“Ogni giorno chiudono 14 negozi di vicinato, 35mila in 9 anni. Il Governo fa il duro con i piccoli e abbassa la testa con i potenti dell’e-commerce, con il risultato che interi paesi e borghi montani sono ormai privi di negozi. Chi ha responsabilità politiche invece di assistere passivamente o peggio rendendosi colpevole di questo stillicidio tramite una tassazione esasperata, dovrebbe capire che questi esercizi che non rialzeranno più le serrande, rappresentano non solo un patrimonio economico che va in fumo, ma anche un presidio di socialità impossibile da rimpiazzare”.

E’ quanto dichiara l’on. Maria Cristina Caretta, deputata di Fratelli d’Italia, che non è la prima volta che interviene sul delicato argomento che riguarda la moria di negozi di vicinato.

La conferma di quanto la situazione sia allarmante arriva da una ricerca condotta da Confesercenti. Dallo studio emerge che nel corso del 2019 sono state  14 le chiusure al giorno da Nord a Sud:  in fumo qualcosa come tre miliardi di euro.

La prima causa, secondo l’associazione di categoria, è la contrazione dei consumi. Ogni famiglia spende in media 2.530 euro in meno all’anno rispetto al 2011. E questo non solo nelle aree più povere del Paese. Basti pensare che le famiglie lombarde hanno ridotto le loro uscite del 3,5 per cento, mentre quelle venete del 4,4 per cento. I settori più colpiti da questa «spending review» fatta in casa sono alimentari e bevande non alcoliche (-5,6%), vestiario e calzature (-3,3%), mobili ed elettrodomestici (-7,5%), libri (-19,3%), giornali (-40,1%). Ma non è solo la maggiore propensione al risparmio a mettere in ginocchio il piccolo commercio. Il dito è puntato anche contro burocrazia, grandi centri commerciali e e-commerce. «Uno dei settori più in sofferenza è l’abbigliamento conferma Mauro Bussoni, segretario di Confesercenti -. La concorrenza dell’online e degli outlet è troppo forte. Così come insostenibile è quella generata da iniziative di stampo americano, come il black friday. Ma questo non vuol dire che difendersi non sia possibile. Ci sono realtà di quartiere che ce l’hanno fatta, specializzandosi nella qualità, nella conoscenza dei prodotti e nei servizi per i clienti. E conquistando nicchie di mercato importanti».

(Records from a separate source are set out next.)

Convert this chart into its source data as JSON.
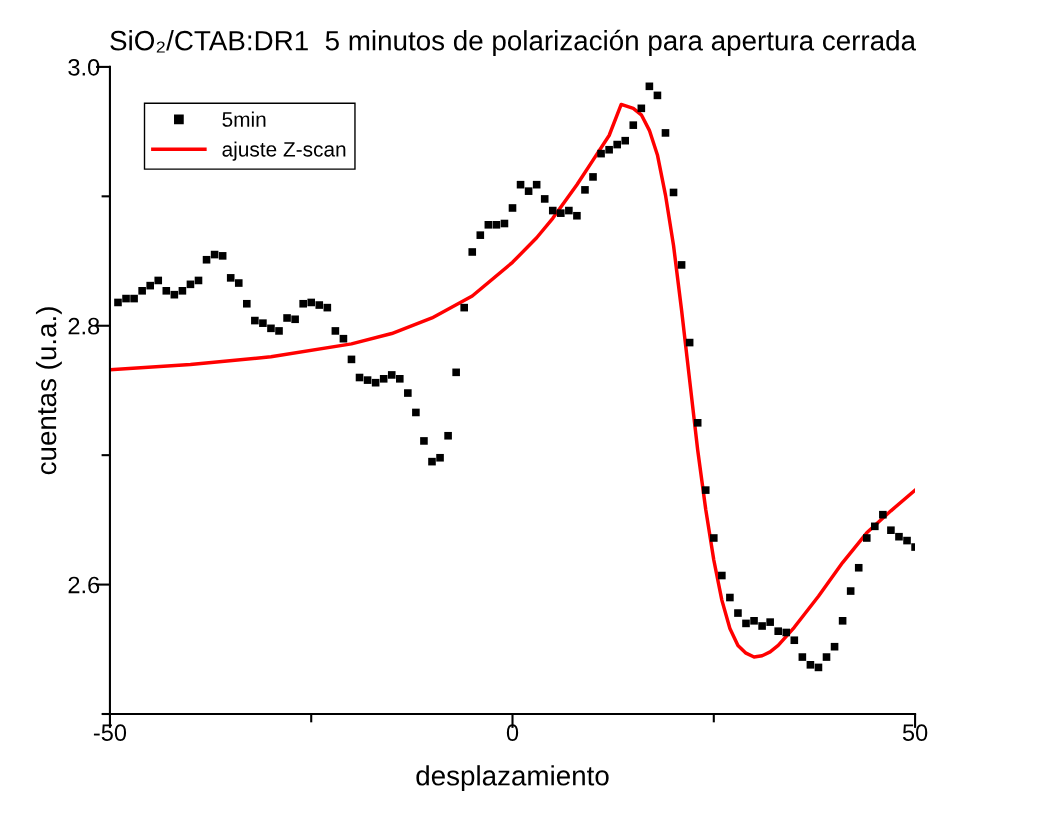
{
  "chart_data": {
    "type": "scatter",
    "title": "SiO₂/CTAB:DR1  5 minutos de polarización para apertura cerrada",
    "xlabel": "desplazamiento",
    "ylabel": "cuentas (u.a.)",
    "xlim": [
      -50,
      50
    ],
    "xticks": [
      -50,
      {
        "value": -25,
        "label": null
      },
      0,
      {
        "value": 25,
        "label": null
      },
      50
    ],
    "ylim": [
      2.5,
      3.0
    ],
    "yticks": [
      {
        "value": 2.5,
        "label": null
      },
      2.6,
      {
        "value": 2.7,
        "label": null
      },
      2.8,
      {
        "value": 2.9,
        "label": null
      },
      {
        "value": 3.0,
        "label": "3.0"
      }
    ],
    "grid": false,
    "legend": "top left",
    "series": [
      {
        "name": "5min",
        "marker": "square",
        "color": "#000000",
        "x": [
          -49,
          -48,
          -47,
          -46,
          -45,
          -44,
          -43,
          -42,
          -41,
          -40,
          -39,
          -38,
          -37,
          -36,
          -35,
          -34,
          -33,
          -32,
          -31,
          -30,
          -29,
          -28,
          -27,
          -26,
          -25,
          -24,
          -23,
          -22,
          -21,
          -20,
          -19,
          -18,
          -17,
          -16,
          -15,
          -14,
          -13,
          -12,
          -11,
          -10,
          -9,
          -8,
          -7,
          -6,
          -5,
          -4,
          -3,
          -2,
          -1,
          0,
          1,
          2,
          3,
          4,
          5,
          6,
          7,
          8,
          9,
          10,
          11,
          12,
          13,
          14,
          15,
          16,
          17,
          18,
          19,
          20,
          21,
          22,
          23,
          24,
          25,
          26,
          27,
          28,
          29,
          30,
          31,
          32,
          33,
          34,
          35,
          36,
          37,
          38,
          39,
          40,
          41,
          42,
          43,
          44,
          45,
          46,
          47,
          48,
          49,
          50
        ],
        "values": [
          2.818,
          2.821,
          2.821,
          2.827,
          2.831,
          2.835,
          2.827,
          2.824,
          2.827,
          2.832,
          2.835,
          2.851,
          2.855,
          2.854,
          2.837,
          2.833,
          2.817,
          2.804,
          2.802,
          2.798,
          2.796,
          2.806,
          2.805,
          2.817,
          2.818,
          2.816,
          2.814,
          2.796,
          2.79,
          2.774,
          2.76,
          2.758,
          2.756,
          2.759,
          2.762,
          2.759,
          2.748,
          2.733,
          2.711,
          2.695,
          2.698,
          2.715,
          2.764,
          2.814,
          2.857,
          2.87,
          2.878,
          2.878,
          2.879,
          2.891,
          2.909,
          2.904,
          2.909,
          2.898,
          2.889,
          2.887,
          2.889,
          2.885,
          2.905,
          2.915,
          2.933,
          2.936,
          2.94,
          2.943,
          2.955,
          2.968,
          2.985,
          2.978,
          2.949,
          2.903,
          2.847,
          2.787,
          2.725,
          2.673,
          2.636,
          2.607,
          2.59,
          2.578,
          2.57,
          2.572,
          2.568,
          2.571,
          2.564,
          2.563,
          2.557,
          2.544,
          2.538,
          2.536,
          2.544,
          2.552,
          2.572,
          2.595,
          2.613,
          2.636,
          2.645,
          2.654,
          2.642,
          2.637,
          2.634,
          2.629
        ]
      },
      {
        "name": "ajuste Z-scan",
        "type": "line",
        "marker": "none",
        "line_style": "solid",
        "color": "#ff0000",
        "x": [
          -50,
          -40,
          -30,
          -20,
          -15,
          -10,
          -5,
          0,
          3,
          5,
          8,
          10,
          12,
          13.5,
          15,
          16,
          17,
          18,
          19,
          20,
          21,
          22,
          23,
          24,
          25,
          26,
          27,
          28,
          29,
          30,
          31,
          32,
          33,
          35,
          38,
          41,
          44,
          47,
          50
        ],
        "values": [
          2.766,
          2.77,
          2.776,
          2.786,
          2.794,
          2.806,
          2.823,
          2.849,
          2.868,
          2.883,
          2.909,
          2.928,
          2.947,
          2.971,
          2.968,
          2.963,
          2.951,
          2.932,
          2.901,
          2.862,
          2.812,
          2.758,
          2.704,
          2.658,
          2.619,
          2.588,
          2.566,
          2.553,
          2.547,
          2.544,
          2.545,
          2.548,
          2.553,
          2.567,
          2.591,
          2.617,
          2.64,
          2.657,
          2.673
        ]
      }
    ]
  }
}
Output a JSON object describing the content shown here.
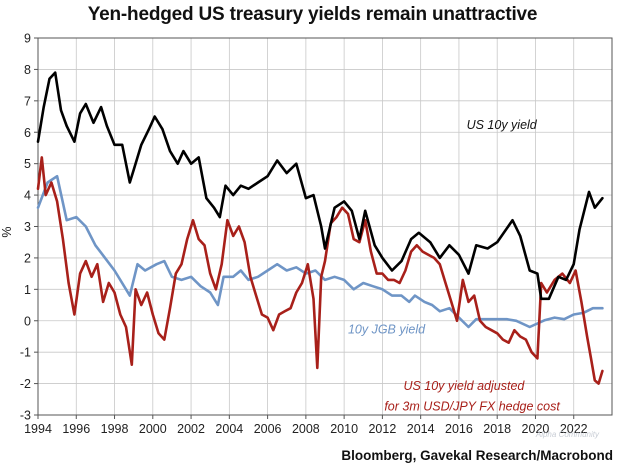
{
  "chart_data": {
    "type": "line",
    "title": "Yen-hedged US treasury yields remain unattractive",
    "xlabel": "",
    "ylabel": "%",
    "xlim": [
      1994,
      2024
    ],
    "ylim": [
      -3,
      9
    ],
    "y_ticks": [
      9,
      8,
      7,
      6,
      5,
      4,
      3,
      2,
      1,
      0,
      -1,
      -2,
      -3
    ],
    "x_ticks": [
      1994,
      1996,
      1998,
      2000,
      2002,
      2004,
      2006,
      2008,
      2010,
      2012,
      2014,
      2016,
      2018,
      2020,
      2022
    ],
    "grid": true,
    "series": [
      {
        "name": "US 10y yield",
        "color": "#000000",
        "x": [
          1994.0,
          1994.3,
          1994.6,
          1994.9,
          1995.2,
          1995.5,
          1995.9,
          1996.2,
          1996.5,
          1996.9,
          1997.3,
          1997.6,
          1998.0,
          1998.4,
          1998.8,
          1999.0,
          1999.4,
          1999.8,
          2000.1,
          2000.5,
          2000.9,
          2001.3,
          2001.6,
          2002.0,
          2002.4,
          2002.8,
          2003.2,
          2003.5,
          2003.8,
          2004.2,
          2004.6,
          2005.0,
          2005.5,
          2006.0,
          2006.5,
          2007.0,
          2007.5,
          2008.0,
          2008.4,
          2008.8,
          2009.0,
          2009.5,
          2010.0,
          2010.4,
          2010.8,
          2011.1,
          2011.6,
          2012.0,
          2012.5,
          2013.0,
          2013.5,
          2013.9,
          2014.5,
          2015.0,
          2015.5,
          2016.0,
          2016.5,
          2016.9,
          2017.5,
          2018.0,
          2018.8,
          2019.2,
          2019.7,
          2020.1,
          2020.3,
          2020.7,
          2021.2,
          2021.6,
          2022.0,
          2022.3,
          2022.8,
          2023.1,
          2023.5
        ],
        "values": [
          5.7,
          6.8,
          7.7,
          7.9,
          6.7,
          6.2,
          5.7,
          6.6,
          6.9,
          6.3,
          6.8,
          6.2,
          5.6,
          5.6,
          4.4,
          4.8,
          5.6,
          6.1,
          6.5,
          6.1,
          5.4,
          5.0,
          5.4,
          5.0,
          5.2,
          3.9,
          3.6,
          3.3,
          4.3,
          4.0,
          4.3,
          4.2,
          4.4,
          4.6,
          5.1,
          4.7,
          5.0,
          3.9,
          4.0,
          3.0,
          2.3,
          3.6,
          3.8,
          3.5,
          2.6,
          3.5,
          2.4,
          2.0,
          1.6,
          1.9,
          2.6,
          2.8,
          2.5,
          2.0,
          2.4,
          2.1,
          1.5,
          2.4,
          2.3,
          2.5,
          3.2,
          2.7,
          1.6,
          1.5,
          0.7,
          0.7,
          1.4,
          1.3,
          1.8,
          2.9,
          4.1,
          3.6,
          3.9
        ]
      },
      {
        "name": "10y JGB yield",
        "color": "#6f95c6",
        "x": [
          1994.0,
          1994.5,
          1995.0,
          1995.5,
          1996.0,
          1996.5,
          1997.0,
          1997.5,
          1998.0,
          1998.6,
          1998.8,
          1999.2,
          1999.6,
          2000.2,
          2000.6,
          2001.0,
          2001.5,
          2002.0,
          2002.5,
          2003.0,
          2003.4,
          2003.7,
          2004.2,
          2004.6,
          2005.0,
          2005.5,
          2006.0,
          2006.5,
          2007.0,
          2007.5,
          2008.0,
          2008.5,
          2009.0,
          2009.5,
          2010.0,
          2010.5,
          2011.0,
          2011.5,
          2012.0,
          2012.5,
          2013.0,
          2013.4,
          2013.7,
          2014.2,
          2014.6,
          2015.0,
          2015.5,
          2016.0,
          2016.5,
          2016.9,
          2017.5,
          2018.0,
          2018.5,
          2019.0,
          2019.7,
          2020.5,
          2021.0,
          2021.5,
          2022.0,
          2022.5,
          2023.0,
          2023.5
        ],
        "values": [
          3.6,
          4.4,
          4.6,
          3.2,
          3.3,
          3.0,
          2.4,
          2.0,
          1.6,
          1.0,
          0.8,
          1.8,
          1.6,
          1.8,
          1.9,
          1.4,
          1.3,
          1.4,
          1.1,
          0.9,
          0.5,
          1.4,
          1.4,
          1.6,
          1.3,
          1.4,
          1.6,
          1.8,
          1.6,
          1.7,
          1.5,
          1.6,
          1.3,
          1.4,
          1.3,
          1.0,
          1.2,
          1.1,
          1.0,
          0.8,
          0.8,
          0.6,
          0.8,
          0.6,
          0.5,
          0.3,
          0.4,
          0.1,
          -0.2,
          0.05,
          0.05,
          0.05,
          0.05,
          0.0,
          -0.2,
          0.02,
          0.1,
          0.05,
          0.2,
          0.25,
          0.4,
          0.4
        ]
      },
      {
        "name": "US 10y yield adjusted for 3m USD/JPY FX hedge cost",
        "color": "#a8201a",
        "x": [
          1994.0,
          1994.2,
          1994.4,
          1994.7,
          1995.0,
          1995.3,
          1995.6,
          1995.9,
          1996.2,
          1996.5,
          1996.8,
          1997.1,
          1997.4,
          1997.7,
          1998.0,
          1998.3,
          1998.6,
          1998.9,
          1999.1,
          1999.4,
          1999.7,
          2000.0,
          2000.3,
          2000.6,
          2000.9,
          2001.2,
          2001.5,
          2001.8,
          2002.1,
          2002.4,
          2002.7,
          2003.0,
          2003.3,
          2003.6,
          2003.9,
          2004.2,
          2004.5,
          2004.8,
          2005.1,
          2005.4,
          2005.7,
          2006.0,
          2006.3,
          2006.6,
          2006.9,
          2007.2,
          2007.5,
          2007.8,
          2008.1,
          2008.4,
          2008.6,
          2008.8,
          2009.0,
          2009.3,
          2009.6,
          2009.9,
          2010.2,
          2010.5,
          2010.8,
          2011.1,
          2011.4,
          2011.7,
          2012.0,
          2012.3,
          2012.6,
          2012.9,
          2013.2,
          2013.5,
          2013.8,
          2014.1,
          2014.4,
          2014.7,
          2015.0,
          2015.3,
          2015.6,
          2015.9,
          2016.2,
          2016.5,
          2016.8,
          2017.1,
          2017.4,
          2017.7,
          2018.0,
          2018.3,
          2018.6,
          2018.9,
          2019.2,
          2019.5,
          2019.8,
          2020.1,
          2020.3,
          2020.6,
          2021.0,
          2021.4,
          2021.8,
          2022.1,
          2022.4,
          2022.7,
          2022.9,
          2023.1,
          2023.3,
          2023.5
        ],
        "values": [
          4.2,
          5.2,
          4.0,
          4.4,
          3.8,
          2.6,
          1.2,
          0.2,
          1.5,
          1.9,
          1.4,
          1.8,
          0.6,
          1.2,
          0.9,
          0.2,
          -0.2,
          -1.4,
          1.0,
          0.5,
          0.9,
          0.2,
          -0.4,
          -0.6,
          0.4,
          1.5,
          1.8,
          2.6,
          3.2,
          2.6,
          2.4,
          1.5,
          1.0,
          1.8,
          3.2,
          2.7,
          3.0,
          2.5,
          1.4,
          0.8,
          0.2,
          0.1,
          -0.3,
          0.2,
          0.3,
          0.4,
          0.9,
          1.2,
          1.8,
          0.7,
          -1.5,
          1.4,
          1.9,
          3.1,
          3.3,
          3.6,
          3.4,
          2.6,
          2.5,
          3.2,
          2.2,
          1.5,
          1.5,
          1.3,
          1.3,
          1.2,
          1.6,
          2.2,
          2.4,
          2.2,
          2.1,
          2.0,
          1.8,
          1.2,
          0.6,
          0.0,
          1.3,
          0.6,
          0.8,
          0.0,
          -0.2,
          -0.3,
          -0.4,
          -0.6,
          -0.7,
          -0.3,
          -0.5,
          -0.6,
          -1.0,
          -1.2,
          1.2,
          0.9,
          1.3,
          1.5,
          1.2,
          1.6,
          0.6,
          -0.5,
          -1.2,
          -1.9,
          -2.0,
          -1.6
        ]
      }
    ],
    "annotations": [
      {
        "text": "US 10y yield",
        "series": "US 10y yield",
        "at": [
          2016.4,
          6.1
        ]
      },
      {
        "text": "10y JGB yield",
        "series": "10y JGB yield",
        "at": [
          2010.2,
          -0.4
        ]
      },
      {
        "text": "US 10y yield adjusted",
        "series": "US 10y yield adjusted for 3m USD/JPY FX hedge cost",
        "at": [
          2013.1,
          -2.2
        ]
      },
      {
        "text": "for 3m USD/JPY FX hedge cost",
        "series": "US 10y yield adjusted for 3m USD/JPY FX hedge cost",
        "at": [
          2012.1,
          -2.85
        ]
      }
    ],
    "source": "Bloomberg, Gavekal Research/Macrobond"
  },
  "watermark": "Alpha Community"
}
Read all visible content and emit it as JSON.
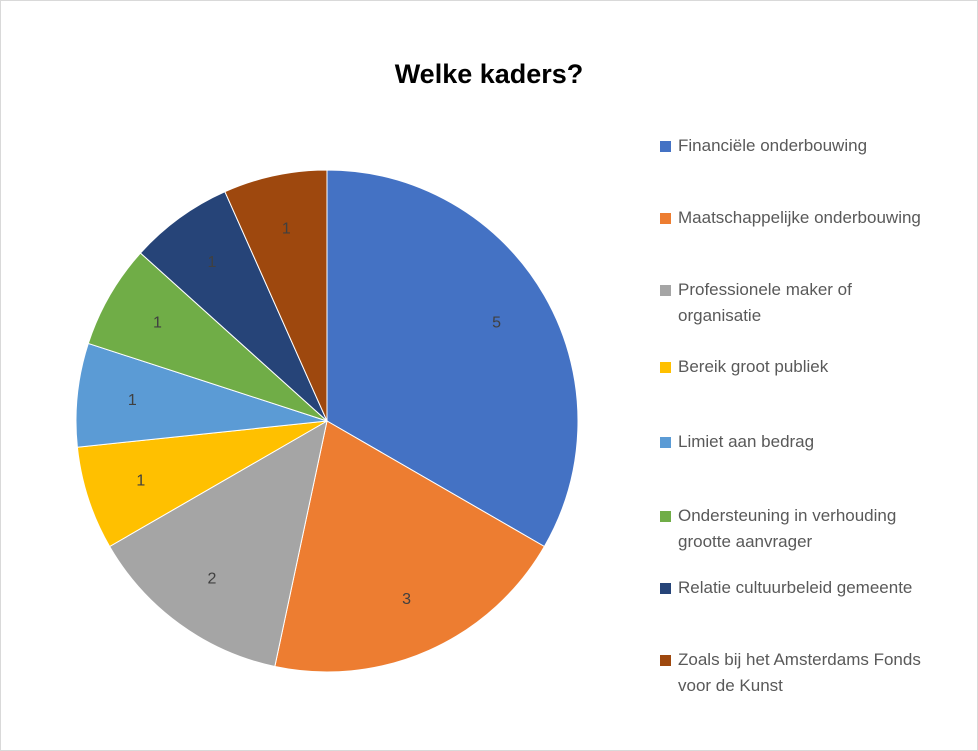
{
  "chart_data": {
    "type": "pie",
    "title": "Welke kaders?",
    "categories": [
      "Financiële onderbouwing",
      "Maatschappelijke onderbouwing",
      "Professionele maker of organisatie",
      "Bereik groot publiek",
      "Limiet aan bedrag",
      "Ondersteuning in verhouding grootte aanvrager",
      "Relatie cultuurbeleid gemeente",
      "Zoals bij het Amsterdams Fonds voor de Kunst"
    ],
    "values": [
      5,
      3,
      2,
      1,
      1,
      1,
      1,
      1
    ],
    "colors": [
      "#4472c4",
      "#ed7d31",
      "#a5a5a5",
      "#ffc000",
      "#5b9bd5",
      "#70ad47",
      "#264478",
      "#9e480e"
    ],
    "legend": "right"
  }
}
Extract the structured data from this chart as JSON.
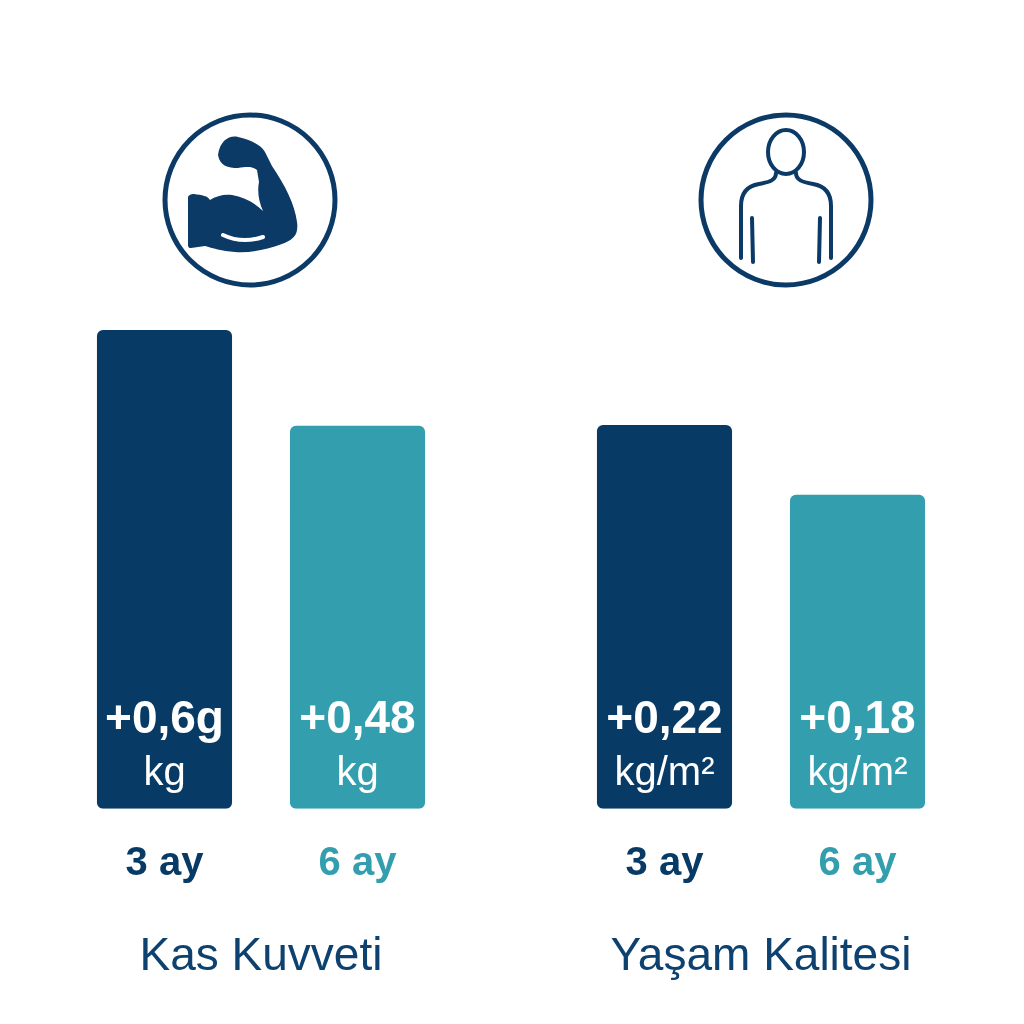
{
  "chart_data": [
    {
      "type": "bar",
      "xlabel": "Kas Kuvveti",
      "categories": [
        "3 ay",
        "6 ay"
      ],
      "values": [
        0.6,
        0.48
      ],
      "colors": [
        "#083a66",
        "#339eae"
      ],
      "value_labels": [
        "+0,6g kg",
        "+0,48 kg"
      ],
      "tick_labels": "x"
    },
    {
      "type": "bar",
      "xlabel": "Yaşam Kalitesi",
      "categories": [
        "3 ay",
        "6 ay"
      ],
      "values": [
        0.22,
        0.18
      ],
      "colors": [
        "#083a66",
        "#339eae"
      ],
      "value_labels": [
        "+0,22 kg/m²",
        "+0,18 kg/m²"
      ],
      "tick_labels": "x"
    }
  ]
}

La maggior parte dei piccoli commercianti soffre

Secondo Confesercenti, lo scorso anno solo il 18 per cento dei dettaglianti ha chiuso con un bilancio positivo. Mentre la metà il 48 per cento ha paura del futuro. Un timore giustificato, visto che negli ultimi nove anni sono spariti 13.031 negozi di abbigliamento, 628 librerie, 3.083 edicole, 4.115 ferramenta, 1.034 giocattolai e 3.357 botteghe specializzate in calzature e articoli in pelle.

A fronte di questa emorragia di affari la concorrenza delle multinazionali dello shopping virtuale cresce sempre di più: secondo l’Istat lo scorso anno le vendite dei piccoli negozi fisici sono diminuite dello 0,6 per cento, mentre quelle del commercio elettronico hanno fatto un balzo in avanti del 16 per cento, con una spesa complessiva di 31,6 miliardi di euro da parte dei clienti italiani. «Le botteghe artigiane vivono della spesa delle famiglie. Se i consumi calano, e le risorse vengono utilizzate quasi solo su internet o nei centri commerciali, il destino di queste realtà non può che essere la chiusura spiega Paolo Zabeo, coordinatore dell’Ufficio studi della Cgia di Mestre -. Se poi a questi problemi aggiungiamo il costante aumento delle tasse, soprattutto locali, la pressione della burocrazia e la crescita dei costi fissi è chiaro che la sopravvivenza diventa impossibile».